Let the coordinates of point A on the conveyor taught first be (x ₁ , y ₁ ,
z ₁ ), the pulse value of the encoder 6 at that time is p ₁ , a point A where the conveyor is once moved in the traveling direction and moves together with the conveyor.
(X ₂ , y ₂ ,
z ₂ ), and let the pulse value of the encoder 6 at that time be p ₂ .

. Data related to the conveyor 3 is calculated and stored in the storage device 11.

The shift amount of the conveyor 3 in each of the x, y, and z directions per pulse is: Δx = (x ₂ −x ₁ ) / (p ₂ −p ₁ ) Δy = (y ₂ −y ₁ ) / (p ₂ −p ₁ ) Δz = (z ₂ −z ₁ ) / (p ₂ −p ₁ ). This value includes all the elements of the inclination and traveling direction of the conveyor 3 and the resolution of the encoder 6. Therefore,
It is possible to absorb the installation error without measuring the inclination of the conveyor 3 on site, and it is not necessary to investigate the reduction gear and the transmission mechanism in advance and calculate the resolution of the encoder.

When the data is reproduced in synchronization with the conveyor 3, the data stored in the storage device 11 is read out during the reproduction operation, and the following operation is performed to shift the position data. The position of the end effector 20 of the robot body 1 at the time of teaching is (x _t , y _t , z _t ), and the pulse value of the encoder 6 at the time of teaching is
p _t, when the pulse value p _p during playback, the position of the end effector 20 during playback _{(x p, y p, z} p) , the following equation _{x p = x t + Δx (} p p -p t) y determined by _{p = y t + Δy (p} p -p t) z p = z t + Δz (p p -p t), also the calculation is easy. The position data can be shifted as described above, and very high accuracy can be obtained.

[Effects of the Invention] As described above, according to the present invention, the inclination of the conveyor can be absorbed up to the installation error without performing on-site measurement, and the reduction gear and the transmission mechanism need to be investigated in advance to calculate the resolution of the encoder. There is no need to input and manage parameters. Further, even a three-dimensional inclination that is difficult to express as a parameter can be easily obtained.

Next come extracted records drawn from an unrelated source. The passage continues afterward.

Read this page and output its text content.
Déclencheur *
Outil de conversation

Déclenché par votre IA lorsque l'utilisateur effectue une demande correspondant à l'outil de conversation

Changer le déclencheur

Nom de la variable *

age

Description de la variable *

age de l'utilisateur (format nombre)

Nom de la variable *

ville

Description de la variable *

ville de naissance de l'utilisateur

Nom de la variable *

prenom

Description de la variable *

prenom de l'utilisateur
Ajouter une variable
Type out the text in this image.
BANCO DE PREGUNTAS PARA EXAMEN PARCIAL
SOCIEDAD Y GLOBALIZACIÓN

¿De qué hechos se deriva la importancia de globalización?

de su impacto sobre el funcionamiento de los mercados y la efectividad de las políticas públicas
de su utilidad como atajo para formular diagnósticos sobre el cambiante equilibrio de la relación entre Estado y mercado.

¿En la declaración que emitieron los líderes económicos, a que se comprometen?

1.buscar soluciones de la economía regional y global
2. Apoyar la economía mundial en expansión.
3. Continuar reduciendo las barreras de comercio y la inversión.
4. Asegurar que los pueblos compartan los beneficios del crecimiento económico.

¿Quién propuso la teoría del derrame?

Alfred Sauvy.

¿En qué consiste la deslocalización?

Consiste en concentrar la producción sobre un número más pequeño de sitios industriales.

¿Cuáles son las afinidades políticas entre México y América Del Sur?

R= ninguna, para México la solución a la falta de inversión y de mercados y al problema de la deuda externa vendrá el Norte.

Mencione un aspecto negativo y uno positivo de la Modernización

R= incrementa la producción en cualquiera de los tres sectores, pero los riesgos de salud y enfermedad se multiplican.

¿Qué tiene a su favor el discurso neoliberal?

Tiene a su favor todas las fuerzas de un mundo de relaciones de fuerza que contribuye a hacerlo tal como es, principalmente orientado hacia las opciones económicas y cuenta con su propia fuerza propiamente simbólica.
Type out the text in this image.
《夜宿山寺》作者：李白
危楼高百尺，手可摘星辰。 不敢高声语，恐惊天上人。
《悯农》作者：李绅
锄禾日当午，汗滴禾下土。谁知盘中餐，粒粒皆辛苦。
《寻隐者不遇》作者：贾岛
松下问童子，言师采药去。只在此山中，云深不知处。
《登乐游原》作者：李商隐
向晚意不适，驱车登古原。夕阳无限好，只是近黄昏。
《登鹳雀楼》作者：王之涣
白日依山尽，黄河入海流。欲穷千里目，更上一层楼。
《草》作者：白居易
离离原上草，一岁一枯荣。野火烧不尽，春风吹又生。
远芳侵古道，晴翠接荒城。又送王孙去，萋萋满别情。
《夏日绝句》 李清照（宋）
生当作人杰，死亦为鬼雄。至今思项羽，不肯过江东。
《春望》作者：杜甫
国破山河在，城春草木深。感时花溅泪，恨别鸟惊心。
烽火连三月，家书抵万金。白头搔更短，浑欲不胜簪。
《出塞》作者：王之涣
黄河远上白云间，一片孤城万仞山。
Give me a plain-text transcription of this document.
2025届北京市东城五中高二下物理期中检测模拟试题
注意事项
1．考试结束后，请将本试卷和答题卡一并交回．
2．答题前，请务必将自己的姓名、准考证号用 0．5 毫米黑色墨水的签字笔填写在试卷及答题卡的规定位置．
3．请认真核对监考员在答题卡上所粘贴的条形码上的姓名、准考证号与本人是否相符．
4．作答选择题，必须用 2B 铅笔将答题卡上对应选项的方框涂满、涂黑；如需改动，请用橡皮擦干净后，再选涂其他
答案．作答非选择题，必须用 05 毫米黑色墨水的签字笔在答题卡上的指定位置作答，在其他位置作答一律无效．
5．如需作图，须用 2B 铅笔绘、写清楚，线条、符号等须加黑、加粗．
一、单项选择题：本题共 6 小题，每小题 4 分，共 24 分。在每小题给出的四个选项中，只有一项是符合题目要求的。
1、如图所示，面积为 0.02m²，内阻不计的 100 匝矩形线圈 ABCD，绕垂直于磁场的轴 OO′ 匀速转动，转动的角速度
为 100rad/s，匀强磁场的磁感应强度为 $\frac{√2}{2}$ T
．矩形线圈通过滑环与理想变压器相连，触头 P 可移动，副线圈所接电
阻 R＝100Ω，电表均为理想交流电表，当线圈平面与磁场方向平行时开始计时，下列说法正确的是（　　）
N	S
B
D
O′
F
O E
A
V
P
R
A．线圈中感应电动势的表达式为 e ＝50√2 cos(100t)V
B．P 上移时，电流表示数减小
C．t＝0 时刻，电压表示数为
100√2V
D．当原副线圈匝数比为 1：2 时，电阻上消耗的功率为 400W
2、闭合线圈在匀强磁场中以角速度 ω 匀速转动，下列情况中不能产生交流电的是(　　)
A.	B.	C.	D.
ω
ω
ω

[Brief description of the drawings]

FIG. 1 is an explanatory diagram of an embodiment of the present invention, FIG. 2 is a block diagram showing a configuration of a conventional industrial robot, and FIG. 3 is an explanatory diagram of a position data shift of the robot in FIG. 1 ... Robot body, 2 ... Work, 3 ... Conveyor,
4 ... Motor control panel, 5 ... Motor, 6 ... Encoder, 7 ... Sensor, 8 ... Control device, 9 ... Reversible counter, 10 ... Central processing unit, 11 ... Storage device, 12 ... Operation panel, 13 ... Calculation unit, 14 ... Reversible counter or A / D
Converter, 15: D / A converter and amplifier, 20: End effector.

Claims (1)

(57) [Claims] When a work conveyed by a conveyor is taught, the position data of the conveyor is stored together with the position data of the robot at the time of teaching. In an industrial robot that shifts and reproduces, the conveyor is moved by an arbitrary amount in advance, and storage means for storing the same point on the conveyor before and after the movement and the position of the conveyor, and a taught position from the data stored in this means. A synchronous conveyor data input method for an industrial robot, comprising: arithmetic means for obtaining data such as a resolution of a conveyor position detector and a tilt and a traveling direction of the conveyor necessary for shifting data.